Tim Atkins / Richard Barrett / Julia Calver / Tom Chivers / Matthew Gregory / Stephen Emmerson / Jeff Hilson / Colin Herd / Holly Hopkins / Kirsty Irving / Antony John / Mendoza / Tamarin Norwood / Chris Page / Holly Pester / Sam Riviere / Jon K Shaw / Marcus Slease / Andy Spragg / Steve Willey / SJ Fowler, launching the collection Minimum Security Prison Dentistry published by Anything Anymore Anywhere press.

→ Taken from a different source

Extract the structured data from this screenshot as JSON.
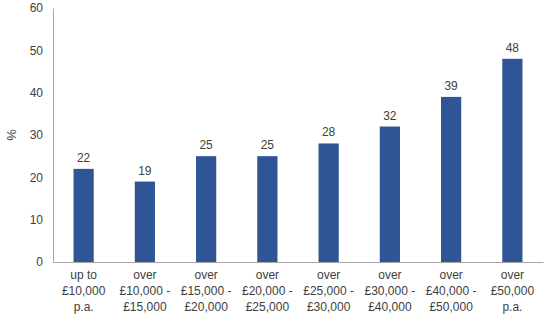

Minimum Security Prison Poetry,
The Horse Hospital
Wednesday November 23rd 2011 @ 7pm
Praise for SJ Fowler‘s Minimum Security Prison Dentistry:
If you think poetry is some sedate pursuit carried out in an ivory tower then you obviously ain’t read Steven Fowler. He makes Bukowski look like Billy Childish and Billy Childish look like William MacGonagall!
– Stewart Home
Punchy, lyrical, and incandescently inventive, by turns surreal and disarmingly direct, these kaleidoscopic poems enter the house of prison language via the back door and take no hostages. If Captain Beefheart had done St. Quentin, the result might have sounded something like this
– Philip Terry
This could be the worst book you will read this year, the discussion is violence, but really it’s a punch from a cup cake, using narrative and expressionist syntax. His celebration of where is, has a clipped disgust
– Allen Fisher
Imagine a Boys Own Paper landscape with True Crime architecture. Laurence Harvey dodges from building to country trying to evade CCTV whose sound footage runs through Babelfish. The smells are Jack London, the light is Genet and the memories are Edgar Lee Masters. Equally in words is Steven Johannes Fowler’s Minimum Security Prison Dentistry: elegant, coldly funny, at times emotional, textured with occasional accidental/intentional solecisms; but getting the work done. Nowadays most pages labelled “poetry” are unreadable and uninteresting: these give hope. Anyone who can name-check Joe Arpaio and Jacky le Mat, and reference the cover-texture of an Anselm Hollo book from the sixties rides my particular range
– Tom Raworth
First posted: Tuesday, November 8th, 2011.